Greg Schirf: |01:00:38| Uh, well, you know, because I'm old school, you know, I'm sixty eight and I grew up drinking. It was beer, it was legal and at eighteen in Wisconsin. And if you're 18, I meant you could drink at 16. So I drink a lot of beer for my lifetime. I've enjoyed the whole evolution that we talked about and tasted today from, you know, starting out with, you know, with hefeweizen and moving up to all the complex IPAs going off today. I guess this would be you know, this is not contemporary. This is just historical. Hefeweizen, like you said you liked having when you were in Germany. To me, on a hot day, a hefeweizen was presented with a lemon slice is as refreshing as beer can get.

Tom Kelly: |01:01:28| Served in the proper glassware.

Greg Schirf: |01:01:30| That too! With a nice three. What I would three finger head, three finger foam.

Tom Kelly: |01:01:36| Exactly. You know, every time I go to Germany I make it a goal to bring back one or two hefeweizen glasses because you just don't you don't see him here. You know, we're used to some in our shop, you know, if you remember.

Tom Kelly: |01:01:49| And then finally groomers moguls glades or powder?

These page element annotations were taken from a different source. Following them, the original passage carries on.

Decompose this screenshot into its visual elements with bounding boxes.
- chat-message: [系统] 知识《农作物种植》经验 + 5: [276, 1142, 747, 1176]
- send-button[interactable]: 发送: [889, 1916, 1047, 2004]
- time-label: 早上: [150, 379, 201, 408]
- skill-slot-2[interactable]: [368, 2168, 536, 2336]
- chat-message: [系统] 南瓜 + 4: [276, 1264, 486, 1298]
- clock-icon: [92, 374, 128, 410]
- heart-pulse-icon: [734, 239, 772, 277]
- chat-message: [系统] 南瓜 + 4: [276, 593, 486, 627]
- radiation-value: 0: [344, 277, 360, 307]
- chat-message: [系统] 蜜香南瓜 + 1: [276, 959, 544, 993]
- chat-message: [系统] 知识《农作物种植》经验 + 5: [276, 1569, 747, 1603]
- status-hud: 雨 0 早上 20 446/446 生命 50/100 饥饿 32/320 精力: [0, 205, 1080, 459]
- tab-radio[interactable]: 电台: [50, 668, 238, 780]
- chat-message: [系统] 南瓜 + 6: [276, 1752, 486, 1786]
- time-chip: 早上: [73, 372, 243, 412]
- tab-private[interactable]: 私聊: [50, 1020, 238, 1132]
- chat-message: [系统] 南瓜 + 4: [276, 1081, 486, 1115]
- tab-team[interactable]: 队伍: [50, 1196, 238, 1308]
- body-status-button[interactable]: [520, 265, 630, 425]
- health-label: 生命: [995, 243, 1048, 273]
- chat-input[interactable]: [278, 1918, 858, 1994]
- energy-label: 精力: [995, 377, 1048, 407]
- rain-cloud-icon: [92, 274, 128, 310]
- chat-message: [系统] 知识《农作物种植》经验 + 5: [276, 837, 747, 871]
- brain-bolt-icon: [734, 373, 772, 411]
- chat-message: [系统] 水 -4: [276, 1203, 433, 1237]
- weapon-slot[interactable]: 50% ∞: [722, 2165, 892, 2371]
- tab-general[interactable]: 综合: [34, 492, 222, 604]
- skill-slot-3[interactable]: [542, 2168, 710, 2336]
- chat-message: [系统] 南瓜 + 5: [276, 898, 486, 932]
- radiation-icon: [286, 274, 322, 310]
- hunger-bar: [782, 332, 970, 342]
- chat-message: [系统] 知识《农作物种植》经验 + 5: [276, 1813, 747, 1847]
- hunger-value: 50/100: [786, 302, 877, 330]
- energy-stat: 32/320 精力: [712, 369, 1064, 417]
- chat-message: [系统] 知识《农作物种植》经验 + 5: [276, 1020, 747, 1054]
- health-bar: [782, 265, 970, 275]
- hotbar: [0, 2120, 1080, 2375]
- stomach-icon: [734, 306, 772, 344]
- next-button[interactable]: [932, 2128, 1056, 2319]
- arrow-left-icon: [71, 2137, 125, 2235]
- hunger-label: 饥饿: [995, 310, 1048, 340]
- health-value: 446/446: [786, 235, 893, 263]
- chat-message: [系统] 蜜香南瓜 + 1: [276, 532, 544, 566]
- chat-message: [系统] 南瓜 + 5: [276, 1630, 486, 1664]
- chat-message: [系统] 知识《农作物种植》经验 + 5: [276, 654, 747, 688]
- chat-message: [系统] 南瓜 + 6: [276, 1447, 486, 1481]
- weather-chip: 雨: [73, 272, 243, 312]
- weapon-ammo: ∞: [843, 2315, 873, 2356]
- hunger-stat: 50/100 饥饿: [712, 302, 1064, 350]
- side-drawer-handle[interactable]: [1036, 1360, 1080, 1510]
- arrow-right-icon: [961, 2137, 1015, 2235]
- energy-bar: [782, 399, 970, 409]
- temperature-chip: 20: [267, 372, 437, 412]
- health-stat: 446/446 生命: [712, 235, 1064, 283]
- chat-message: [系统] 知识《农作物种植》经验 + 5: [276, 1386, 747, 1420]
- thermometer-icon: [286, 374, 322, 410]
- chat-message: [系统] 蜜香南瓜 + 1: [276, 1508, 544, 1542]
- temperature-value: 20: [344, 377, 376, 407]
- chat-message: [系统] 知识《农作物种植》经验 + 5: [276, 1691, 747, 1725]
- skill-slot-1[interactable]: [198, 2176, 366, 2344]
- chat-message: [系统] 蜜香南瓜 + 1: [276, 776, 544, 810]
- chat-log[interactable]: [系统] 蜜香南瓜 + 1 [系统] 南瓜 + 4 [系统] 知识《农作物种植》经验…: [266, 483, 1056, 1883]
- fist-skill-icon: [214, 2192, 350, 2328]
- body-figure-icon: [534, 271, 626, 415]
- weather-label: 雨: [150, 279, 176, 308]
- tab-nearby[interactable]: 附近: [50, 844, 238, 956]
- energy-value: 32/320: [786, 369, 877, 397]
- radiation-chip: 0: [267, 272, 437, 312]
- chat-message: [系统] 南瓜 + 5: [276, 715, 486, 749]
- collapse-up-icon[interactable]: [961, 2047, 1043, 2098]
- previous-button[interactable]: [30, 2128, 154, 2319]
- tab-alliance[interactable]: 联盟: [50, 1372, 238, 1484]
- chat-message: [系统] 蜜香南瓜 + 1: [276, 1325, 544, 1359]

Greg Schirf: |01:01:55| I'm so old. Coming from Wisconsin. It took me a lot of nosedives to be able to ski a decent powder run. Glades and then, you know, being fortunate to ski Deer Valley with all those groomed runs for all those years. I mean, that made you feel like you could really ski better than you actually could. I got to be honest, I had my best runs on groomers because I felt like I was Stein out there making a big GS turn on a groomed run at Deer Valley.

Tom Kelly: |01:02:27| That's the most important thing. As long as you feel like you're Stein.

Greg Schirf: |01:02:31| Yeah, remember that. You just see him make those big G.S. turns.

Tom Kelly: |01:02:36| It was amazing. Greg Schirf, pioneer brewmaster from Wasatch Brewery.

Greg Schirf: |01:02:42| Old fart!

Tom Kelly: |01:02:42| No, no, no, no, no. You're still going strong. It's been an honor to talk to you today on ....

Greg Schirf: |01:02:49| We've known each other for a long time. We got the cheese head thing going for us. But I've always admired what you did for the US Ski Team and brought that program to the successes that they're enjoying. You know, today, especially with Mikaela in particular, you had a lot to do. So toast to you.

Tom Kelly: |01:03:04| Hey, cheers. Thank you, Greg.